全長だけで見れば2メートルはあるかもしれないな。
彼の身体も炎のエネルギーによって顕現した物のはずだから、エンキと同様に操作すれば好きに大きさを変化させられるはずだが……。ああ、そうか。まだ何もスキルを与えてなかったな。

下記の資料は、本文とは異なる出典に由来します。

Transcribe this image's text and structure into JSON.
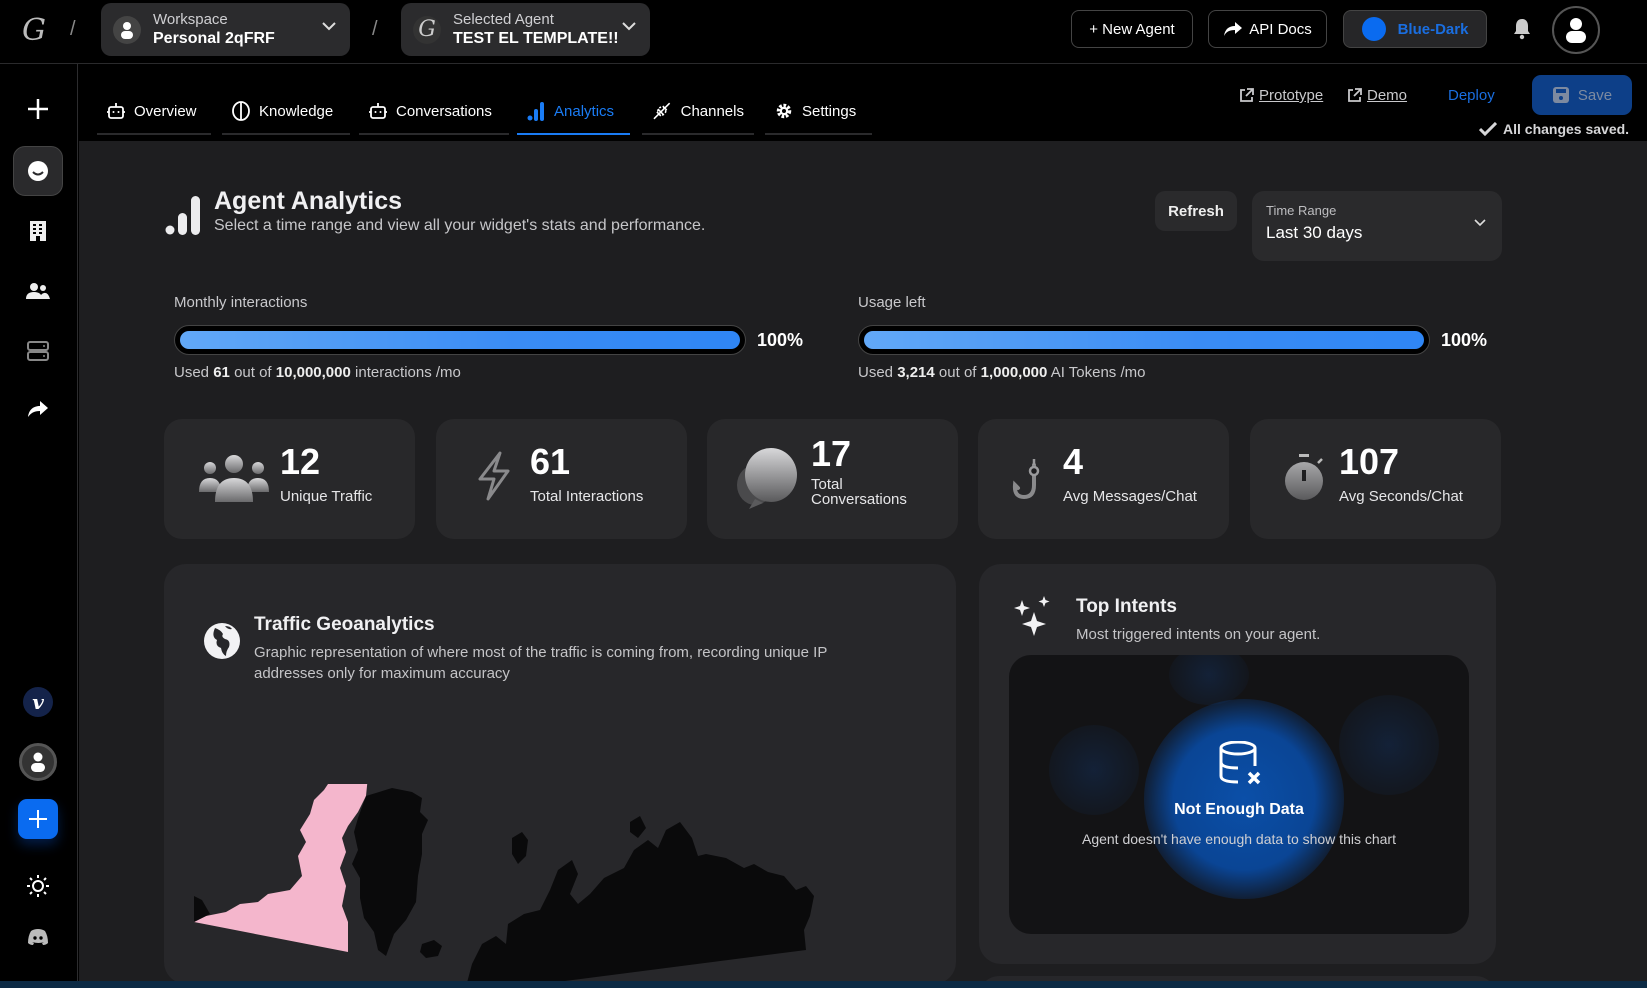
{
  "topbar": {
    "workspace_label": "Workspace",
    "workspace_value": "Personal 2qFRF",
    "agent_label": "Selected Agent",
    "agent_value": "TEST EL TEMPLATE!!",
    "new_agent": "+ New Agent",
    "api_docs": "API Docs",
    "theme": "Blue-Dark",
    "theme_color": "#0a6bf0"
  },
  "tabs": [
    {
      "label": "Overview",
      "icon": "robot-icon"
    },
    {
      "label": "Knowledge",
      "icon": "brain-icon"
    },
    {
      "label": "Conversations",
      "icon": "robot-icon"
    },
    {
      "label": "Analytics",
      "icon": "bar-chart-icon",
      "active": true
    },
    {
      "label": "Channels",
      "icon": "plug-icon"
    },
    {
      "label": "Settings",
      "icon": "gear-icon"
    }
  ],
  "actions": {
    "prototype": "Prototype",
    "demo": "Demo",
    "deploy": "Deploy",
    "save": "Save",
    "status": "All changes saved."
  },
  "header": {
    "title": "Agent Analytics",
    "subtitle": "Select a time range and view all your widget's stats and performance.",
    "refresh": "Refresh",
    "time_range_label": "Time Range",
    "time_range_value": "Last 30 days"
  },
  "usage": [
    {
      "label": "Monthly interactions",
      "percent": 100,
      "percent_text": "100%",
      "used_prefix": "Used",
      "used": "61",
      "middle": "out of",
      "total": "10,000,000",
      "unit": "interactions /mo"
    },
    {
      "label": "Usage left",
      "percent": 100,
      "percent_text": "100%",
      "used_prefix": "Used",
      "used": "3,214",
      "middle": "out of",
      "total": "1,000,000",
      "unit": "AI Tokens /mo"
    }
  ],
  "stats": [
    {
      "value": "12",
      "label": "Unique Traffic",
      "icon": "users-icon"
    },
    {
      "value": "61",
      "label": "Total Interactions",
      "icon": "lightning-icon"
    },
    {
      "value": "17",
      "label": "Total Conversations",
      "icon": "chat-bubbles-icon"
    },
    {
      "value": "4",
      "label": "Avg Messages/Chat",
      "icon": "hook-icon"
    },
    {
      "value": "107",
      "label": "Avg Seconds/Chat",
      "icon": "stopwatch-icon"
    }
  ],
  "geo": {
    "title": "Traffic Geoanalytics",
    "subtitle": "Graphic representation of where most of the traffic is coming from, recording unique IP addresses only for maximum accuracy",
    "highlight_color": "#f4b6cc"
  },
  "intents": {
    "title": "Top Intents",
    "subtitle": "Most triggered intents on your agent.",
    "empty_title": "Not Enough Data",
    "empty_sub": "Agent doesn't have enough data to show this chart"
  }
}
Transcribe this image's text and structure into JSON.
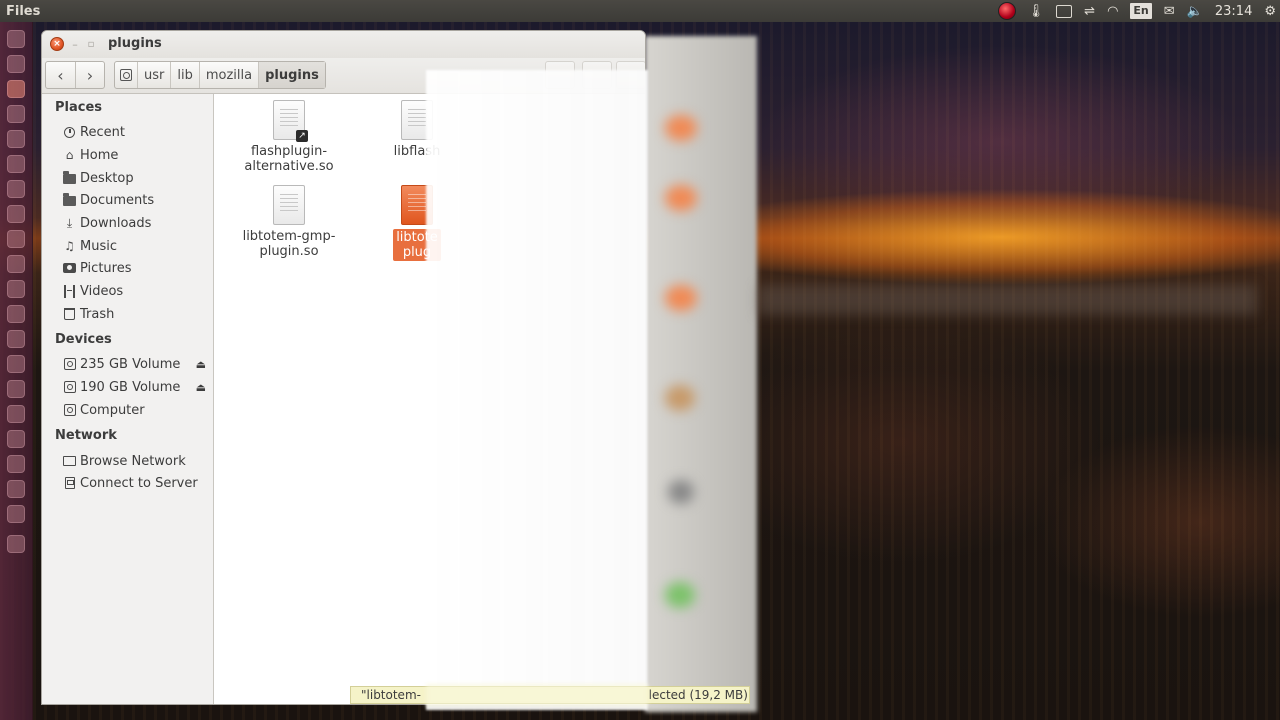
{
  "top_panel": {
    "app_title": "Files",
    "keyboard_layout": "En",
    "time": "23:14"
  },
  "window": {
    "title": "plugins",
    "close_glyph": "×",
    "minimize_glyph": "–",
    "maximize_glyph": "▫"
  },
  "toolbar": {
    "back_glyph": "‹",
    "forward_glyph": "›",
    "path": [
      "usr",
      "lib",
      "mozilla",
      "plugins"
    ]
  },
  "sidebar": {
    "places_heading": "Places",
    "places": [
      {
        "label": "Recent",
        "icon": "clock-icon"
      },
      {
        "label": "Home",
        "icon": "home-icon"
      },
      {
        "label": "Desktop",
        "icon": "desktop-folder-icon"
      },
      {
        "label": "Documents",
        "icon": "documents-icon"
      },
      {
        "label": "Downloads",
        "icon": "download-icon"
      },
      {
        "label": "Music",
        "icon": "music-icon"
      },
      {
        "label": "Pictures",
        "icon": "camera-icon"
      },
      {
        "label": "Videos",
        "icon": "film-icon"
      },
      {
        "label": "Trash",
        "icon": "trash-icon"
      }
    ],
    "devices_heading": "Devices",
    "devices": [
      {
        "label": "235 GB Volume",
        "icon": "drive-icon",
        "ejectable": true
      },
      {
        "label": "190 GB Volume",
        "icon": "drive-icon",
        "ejectable": true
      },
      {
        "label": "Computer",
        "icon": "drive-icon",
        "ejectable": false
      }
    ],
    "network_heading": "Network",
    "network": [
      {
        "label": "Browse Network",
        "icon": "network-icon"
      },
      {
        "label": "Connect to Server",
        "icon": "server-icon"
      }
    ],
    "eject_glyph": "⏏"
  },
  "files": [
    {
      "name_line1": "flashplugin-",
      "name_line2": "alternative.so",
      "symlink": true,
      "selected": false
    },
    {
      "name_line1": "libflash",
      "name_line2": "",
      "symlink": false,
      "selected": false
    },
    {
      "name_line1": "libtotem-gmp-",
      "name_line2": "plugin.so",
      "symlink": false,
      "selected": false
    },
    {
      "name_line1": "libtote",
      "name_line2": "plug",
      "symlink": false,
      "selected": true
    }
  ],
  "status_bar": {
    "text": "\"libtotem-",
    "text_tail": "lected (19,2 MB)"
  },
  "colors": {
    "selection": "#e86f3e",
    "panel": "#3c3b37",
    "status_bg": "#f5f3c8"
  }
}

「アグニにスキルをあげようかと思ったが、精霊のドロップを使う事になるだろうから、せっかくだし風と炎のアイテム、ここで軽く整理もしちゃうか」
「畏まりました。まず風の精霊は昨日が145、今日で625、併せて770体。炎の精霊は先ほどもお伝えしましたが348体。スキルとしては以下になります」
『炎耐性LvMAX』348個。
『風耐性LvMAX』770個。
『物理耐性Ⅱ』1118個。
『魔法耐性Ⅱ』1118個。
『斬撃耐性Lv2』1301個。
『貫通耐性Lv2』1301個。
『打撃耐性Lv2』1301個。
『炎魔法Lv5』348個。
『風魔法Lv5』770個。
『火炎操作Lv5』308個。
『風塵操作Lv5』770個。
『炎の鎧Ⅱ』348個。
『風の鎧Ⅱ』770個。
『魔力回復Lv5』1687個。
うん、頭がおかしくなりそうな数字だ。
「どうせ土と水の精霊でも似たようなことになるから、圧縮するのは『炎の鎧』だけにしておくか。他は後回しにしてっと……。アグニ、スキルを渡していくなー」
『キュイ!』
そうして『炎の鎧Ⅱ』348個は『炎の鎧Ⅲ』3個、『炎の鎧Ⅳ』1個、『炎の鎧Ⅴ』6個という結果となり、続けて在庫から使えそうなスキルを渡していったところ、彼のステータスはこうなった。
名前:アグニ
品格:『
コア:ゴーレムコアⅣ
材質:蒼炎魔装体
魔力:1600
装備:なし
スキル(8/8):★金剛外装Ⅲ、★硬化Ⅴ、★物理耐性Ⅴ、★魔法耐性Ⅲ、★破壊の叡智Ⅴ、★炎魔法LvMAX、★蒼炎操作LvMAX、★炎の鎧Ⅴ
武技スキル:なし
うん、まあこんなところだろう。
『キュイキュイ!』
スキルをもらえて嬉しいようで、アグニは短い手足を伸ばして抱きついてきた。炎の力のおかげか、彼の体温は他の子達と比べて少し高いようだが、暑苦しいってほどでもない。冬の日に抱きついたら、きっと気持ち良いだろうな。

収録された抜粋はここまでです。